2018 yılında toplam kurulu güç içerisindeki yerli kaynak oranları sırasıyla yüzde 31,9 hidrolik, yüzde 11,5 kömür, yüzde 7,9 rüzgar ve yüzde 5,9 güneş olarak kayıtlara geçmiştir. Buradan hareketle toplam kurulu gücün yaklaşık yüzde 60’ının yerli enerji kaynaklarından oluştuğu söylenebilir.

  1. Enerjide yerli üretim neden önemli?

Türkiye birincil enerji tüketimi içerisinde en çok paya sahip olan petrol ve doğal gaza sınırlı ölçüde sahip olması nedeniyle yüzde 70 oranında dışa bağımlıdır. Söz konusu dışa bağımlılığın azaltılması adına ise son dönemde alternatif kaynak arayışlarına hız verilmiştir. Bu doğrultuda Türkiye’de yerli ve yenilenebilir enerji kaynaklarına yönelim giderek artmaktadır. Şu açıkça görülmektedir ki Türkiye’nin enerji arz güvenliği noktasındaki risklerinin azaltılması için yerli üretim artırılarak devam etmelidir.

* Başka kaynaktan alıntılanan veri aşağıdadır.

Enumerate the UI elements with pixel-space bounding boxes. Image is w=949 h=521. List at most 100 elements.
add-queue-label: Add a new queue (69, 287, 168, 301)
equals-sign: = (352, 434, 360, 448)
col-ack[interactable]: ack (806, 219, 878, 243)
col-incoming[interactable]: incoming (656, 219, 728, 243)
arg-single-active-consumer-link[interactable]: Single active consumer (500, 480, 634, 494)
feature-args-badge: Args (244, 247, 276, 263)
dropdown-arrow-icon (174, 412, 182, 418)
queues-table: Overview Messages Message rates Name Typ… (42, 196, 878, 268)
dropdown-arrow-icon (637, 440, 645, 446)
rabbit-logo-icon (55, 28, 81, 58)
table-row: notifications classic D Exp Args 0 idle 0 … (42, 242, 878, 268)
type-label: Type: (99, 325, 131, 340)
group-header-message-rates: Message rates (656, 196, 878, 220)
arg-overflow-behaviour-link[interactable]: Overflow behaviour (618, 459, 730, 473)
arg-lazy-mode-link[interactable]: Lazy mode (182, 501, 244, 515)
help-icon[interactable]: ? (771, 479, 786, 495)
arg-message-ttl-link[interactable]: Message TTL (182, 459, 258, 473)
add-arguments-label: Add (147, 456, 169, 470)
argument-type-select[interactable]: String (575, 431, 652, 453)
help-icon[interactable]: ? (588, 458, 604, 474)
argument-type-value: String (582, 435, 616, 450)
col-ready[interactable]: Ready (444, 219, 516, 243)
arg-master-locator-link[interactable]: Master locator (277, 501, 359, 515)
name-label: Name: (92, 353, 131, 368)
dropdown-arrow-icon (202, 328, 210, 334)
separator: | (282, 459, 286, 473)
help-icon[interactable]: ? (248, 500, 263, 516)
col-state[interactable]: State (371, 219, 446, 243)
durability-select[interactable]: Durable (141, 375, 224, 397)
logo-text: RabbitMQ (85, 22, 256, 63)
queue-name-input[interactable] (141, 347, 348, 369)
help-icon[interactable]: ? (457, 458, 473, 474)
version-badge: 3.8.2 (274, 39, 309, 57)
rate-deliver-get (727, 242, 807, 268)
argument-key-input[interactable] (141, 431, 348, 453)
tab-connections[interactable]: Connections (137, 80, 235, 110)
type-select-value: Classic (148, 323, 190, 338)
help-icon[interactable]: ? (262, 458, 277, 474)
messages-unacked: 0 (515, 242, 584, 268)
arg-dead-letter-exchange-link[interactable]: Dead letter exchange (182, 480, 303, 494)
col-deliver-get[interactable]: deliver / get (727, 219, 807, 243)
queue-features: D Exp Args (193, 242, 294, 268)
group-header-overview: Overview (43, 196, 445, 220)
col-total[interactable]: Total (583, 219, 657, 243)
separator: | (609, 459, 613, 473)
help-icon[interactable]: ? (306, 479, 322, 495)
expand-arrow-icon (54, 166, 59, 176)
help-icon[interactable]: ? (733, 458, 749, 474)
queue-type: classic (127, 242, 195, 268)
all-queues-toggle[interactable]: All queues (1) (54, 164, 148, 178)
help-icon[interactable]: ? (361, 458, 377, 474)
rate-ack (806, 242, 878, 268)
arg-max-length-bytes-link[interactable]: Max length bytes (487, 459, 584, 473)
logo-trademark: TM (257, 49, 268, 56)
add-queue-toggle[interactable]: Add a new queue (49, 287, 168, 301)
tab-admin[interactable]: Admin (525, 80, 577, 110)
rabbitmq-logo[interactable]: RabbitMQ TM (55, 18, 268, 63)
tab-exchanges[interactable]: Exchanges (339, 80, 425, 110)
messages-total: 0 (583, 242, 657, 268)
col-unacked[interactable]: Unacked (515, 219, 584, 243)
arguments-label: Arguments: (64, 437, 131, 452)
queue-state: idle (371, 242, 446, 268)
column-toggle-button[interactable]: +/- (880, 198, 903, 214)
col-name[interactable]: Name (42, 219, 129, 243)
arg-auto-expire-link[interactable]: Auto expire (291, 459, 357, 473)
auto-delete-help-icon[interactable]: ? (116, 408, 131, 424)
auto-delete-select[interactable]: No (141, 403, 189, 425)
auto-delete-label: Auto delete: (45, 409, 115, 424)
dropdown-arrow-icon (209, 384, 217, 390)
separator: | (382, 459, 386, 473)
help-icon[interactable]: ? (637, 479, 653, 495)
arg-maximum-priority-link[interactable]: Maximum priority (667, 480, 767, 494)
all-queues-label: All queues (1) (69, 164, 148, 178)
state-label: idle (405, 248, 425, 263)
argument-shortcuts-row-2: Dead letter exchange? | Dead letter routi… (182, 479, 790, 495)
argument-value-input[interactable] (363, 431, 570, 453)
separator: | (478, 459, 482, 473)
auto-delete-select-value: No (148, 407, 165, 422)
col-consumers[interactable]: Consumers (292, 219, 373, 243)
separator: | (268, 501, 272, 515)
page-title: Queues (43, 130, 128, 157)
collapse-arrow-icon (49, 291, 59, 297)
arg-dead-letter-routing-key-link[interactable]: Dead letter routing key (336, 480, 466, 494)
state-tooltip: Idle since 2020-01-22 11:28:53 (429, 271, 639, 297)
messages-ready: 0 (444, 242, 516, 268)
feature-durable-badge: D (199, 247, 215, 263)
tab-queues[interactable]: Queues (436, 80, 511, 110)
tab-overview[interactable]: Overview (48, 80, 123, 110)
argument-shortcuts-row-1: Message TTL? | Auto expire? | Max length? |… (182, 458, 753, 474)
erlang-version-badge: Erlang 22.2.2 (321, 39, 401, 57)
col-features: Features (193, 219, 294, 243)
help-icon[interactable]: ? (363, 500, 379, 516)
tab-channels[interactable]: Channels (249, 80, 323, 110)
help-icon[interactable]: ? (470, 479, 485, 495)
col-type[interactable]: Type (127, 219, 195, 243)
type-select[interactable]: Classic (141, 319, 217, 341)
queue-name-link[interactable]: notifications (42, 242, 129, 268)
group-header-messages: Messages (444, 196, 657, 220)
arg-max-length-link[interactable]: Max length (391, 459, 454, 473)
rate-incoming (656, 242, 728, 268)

Yerli enerji üretiminin Türkiye açısından bir diğer önemli faydası da yüksek ölçüdeki dışa bağımlılığın azaltılmasıyla enerji harcamalarının düşürülmesi noktasında ortaya çıkmaktadır. Bu durum cari açık ve dolayısıyla ekonomi üzerindeki baskının hafifletilmesi açısından son derece önemlidir. Türkiye enerji harcamalarına yılda ortalama 45 milyar dolar tutarında pay ayırmaktadır. Son dönemde bu tutar uluslararası enerji piyasalarında fiyatların düşmesiyle ve yerli enerji üretiminde artış yaşanmasıyla azalmaya başlasa da hala yüksek seviyelerdedir.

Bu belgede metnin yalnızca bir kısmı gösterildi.